Colorectal Disease; Sep 2017; vol. 19 ; p. 37-48

Aim: To assess the outcomes of rectal suspension procedures (forms of rectopexy) in adults with chronic constipation. Method: Standardised methods and reporting of benefits and harms were used for all Capacity reviews that closely adhered to PRISMA 2016 guidance. Main conclusions were presented as summary evidence statements with a summative Oxford Centre for Evidence-Based Medicine (2009) level. Results: Eighteen articles were identified, providing data on outcomes in 1238 patients. All studies reported only on laparoscopic approaches. Length of procedures ranged between 1.5 to 3.5 h, and length of stay between 4 to 5 days. Data on harms were inconsistently reported and heterogeneous, making estimates of harm tentative and imprecise.
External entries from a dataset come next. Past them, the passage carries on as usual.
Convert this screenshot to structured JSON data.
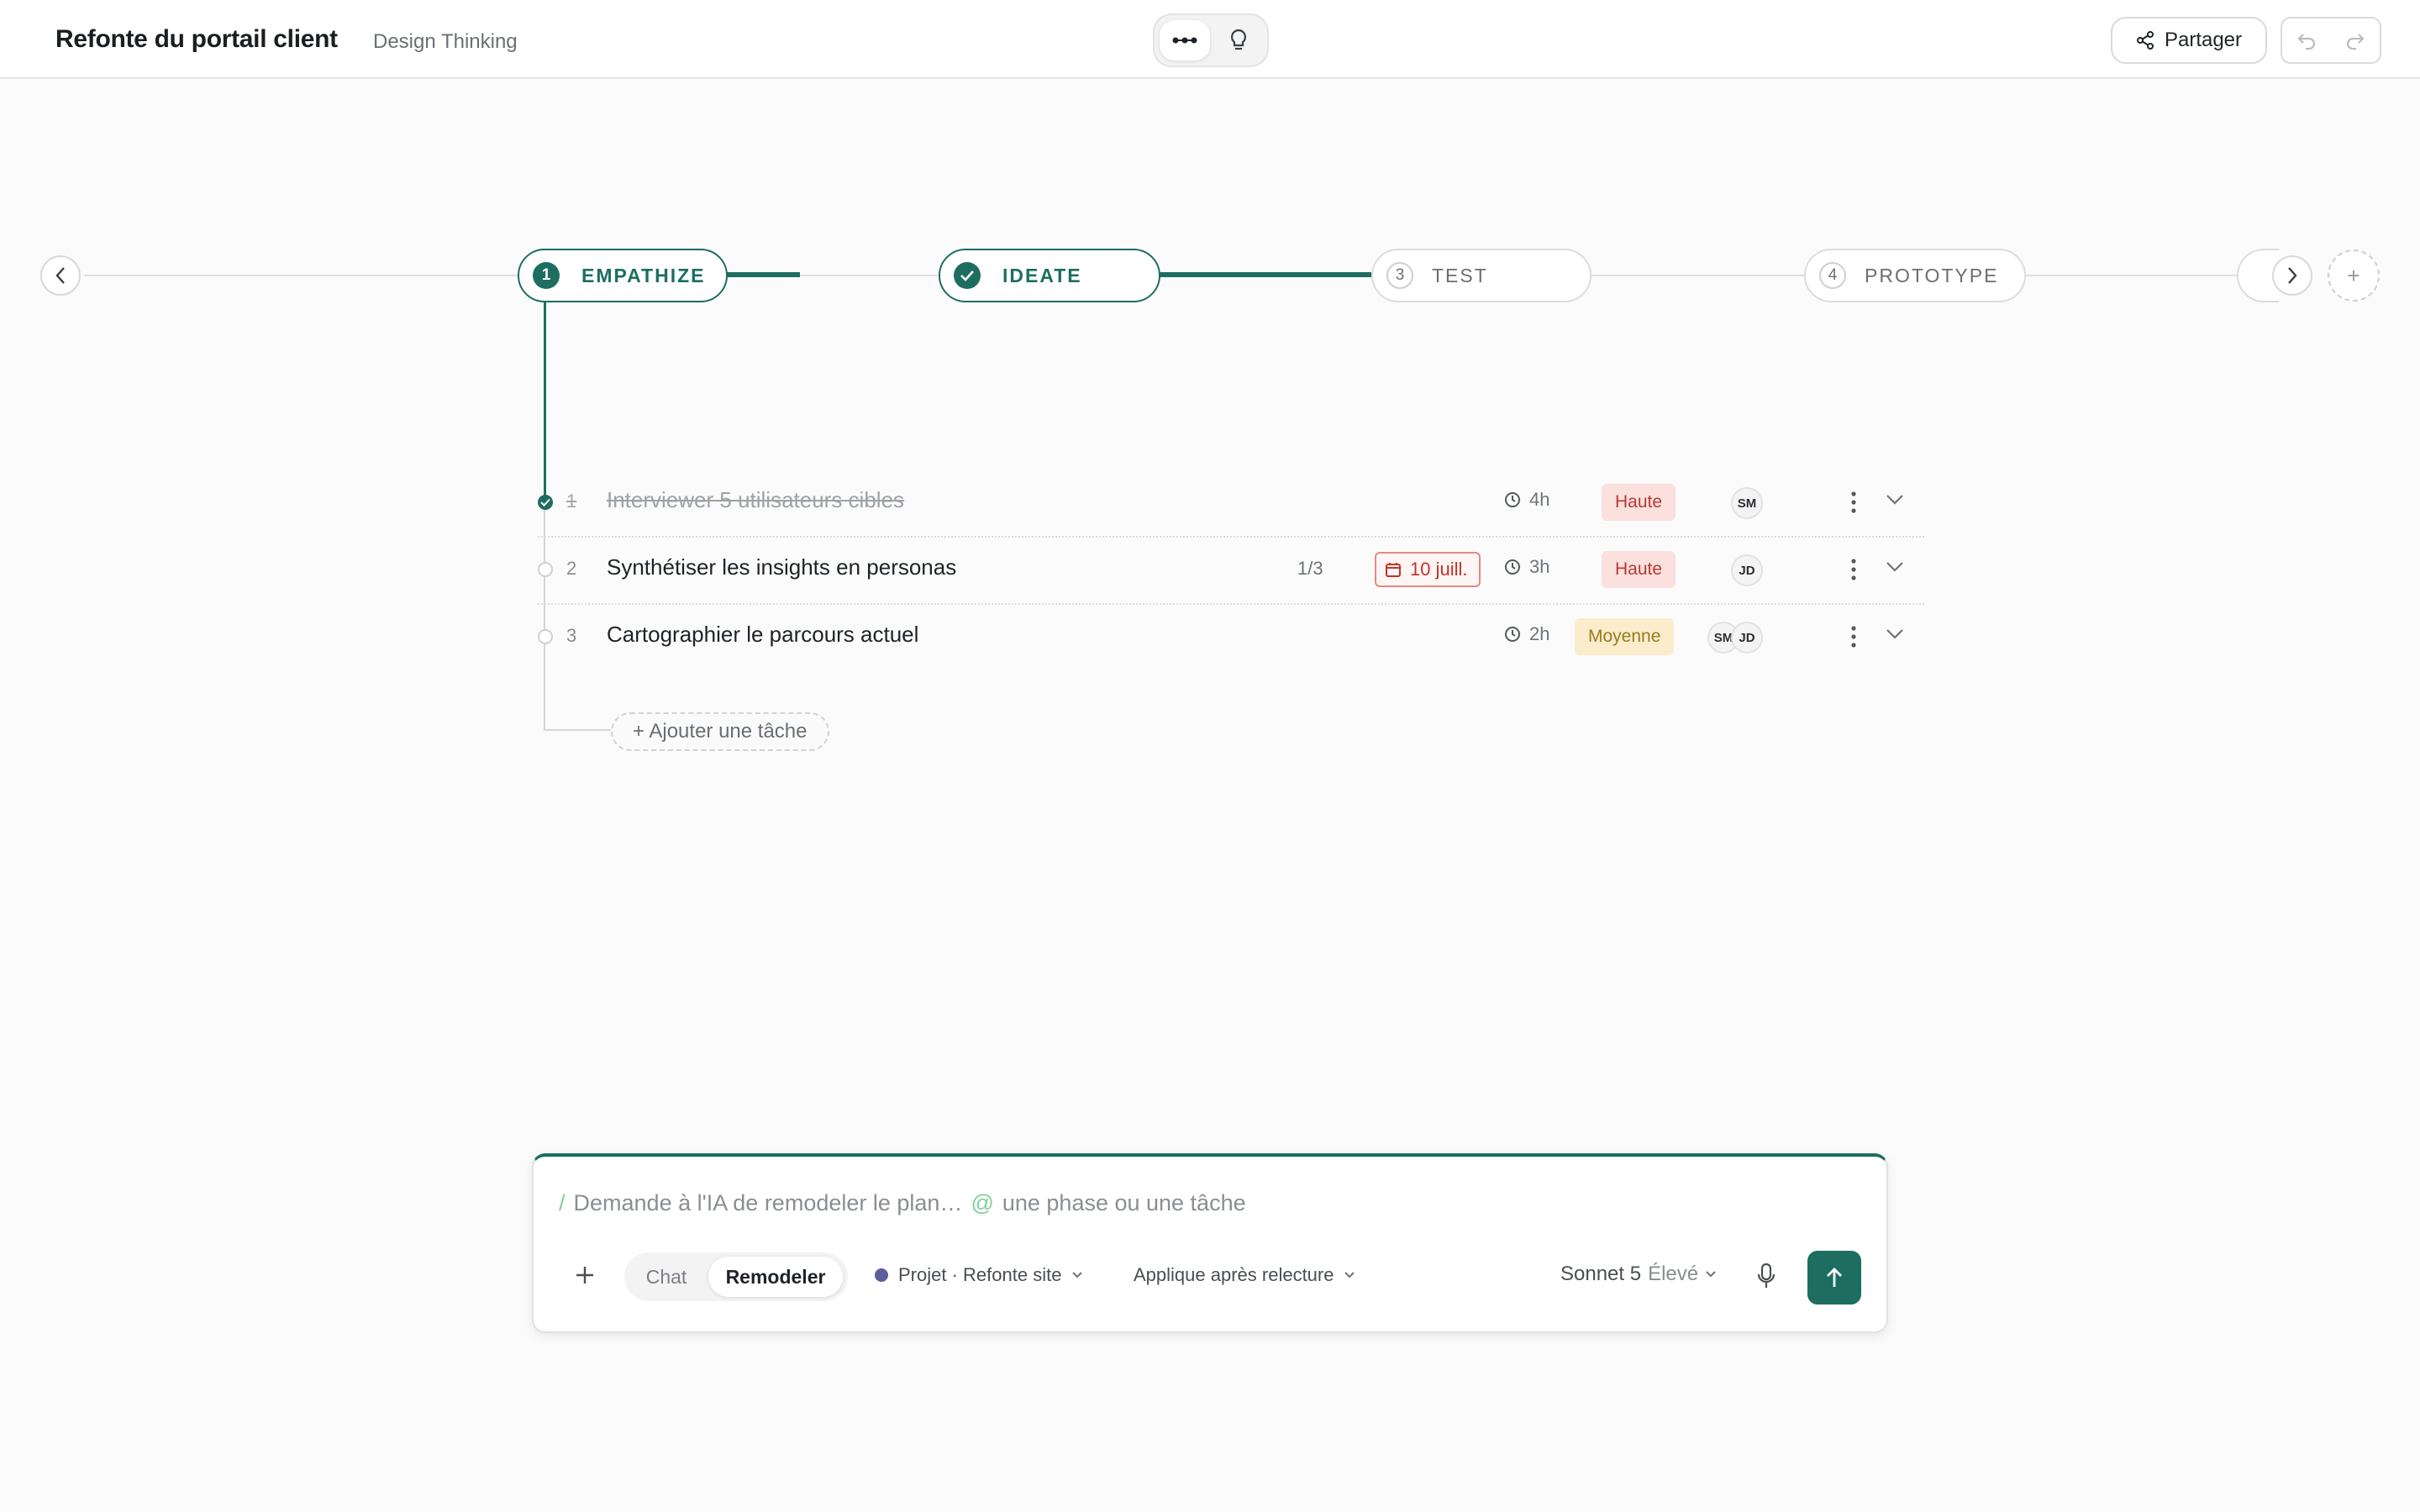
{
  "header": {
    "title": "Refonte du portail client",
    "subtitle": "Design Thinking",
    "share_label": "Partager"
  },
  "colors": {
    "accent": "#1d6e60",
    "high_priority_bg": "#fbe0de",
    "medium_priority_bg": "#fbeccc"
  },
  "phases": [
    {
      "num": "1",
      "label": "EMPATHIZE",
      "state": "active"
    },
    {
      "num": "",
      "label": "IDEATE",
      "state": "done"
    },
    {
      "num": "3",
      "label": "TEST",
      "state": "inactive"
    },
    {
      "num": "4",
      "label": "PROTOTYPE",
      "state": "inactive"
    }
  ],
  "tasks": [
    {
      "num": "1",
      "title": "Interviewer 5 utilisateurs cibles",
      "done": true,
      "hours": "4h",
      "priority": "Haute",
      "assignees": [
        "SM"
      ]
    },
    {
      "num": "2",
      "title": "Synthétiser les insights en personas",
      "done": false,
      "subtasks": "1/3",
      "due": "10 juill.",
      "hours": "3h",
      "priority": "Haute",
      "assignees": [
        "JD"
      ]
    },
    {
      "num": "3",
      "title": "Cartographier le parcours actuel",
      "done": false,
      "hours": "2h",
      "priority": "Moyenne",
      "assignees": [
        "SM",
        "JD"
      ]
    }
  ],
  "add_task_label": "+ Ajouter une tâche",
  "composer": {
    "slash": "/",
    "prompt_part1": "Demande à l'IA de remodeler le plan…",
    "at": "@",
    "prompt_part2": "une phase ou une tâche",
    "mode_chat": "Chat",
    "mode_remodel": "Remodeler",
    "project": "Projet · Refonte site",
    "apply": "Applique après relecture",
    "model": "Sonnet 5",
    "model_level": "Élevé"
  }
}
Morbidity rates ranged between 5-15%, with mesh complications accounting for 0.5% of patients overall. No mortality was reported after any procedures in a total of 1044 patients. Although inconsistently reported, good or satisfactory outcome occurred in 83% (74-91%) of patients; 86% (20-97%) of patients reported improvements in constipation after laparoscopic ventral mesh rectopexy (LVMR). About 2-7% of patients developed anatomical recurrence. Patient selection was inconsistently documented. As most common indication, high grade rectal intussusception was corrected in 80-100% of cases after robotic or LVMR. Healing of prolapse-associated solitary rectal ulcer syndrome occurred in around 80% of patients after LVMR.
Conclusion: Evidence supporting rectal suspension procedures is currently derived from poor quality studies. Methodologically robust trials are needed to inform future clinical decision making.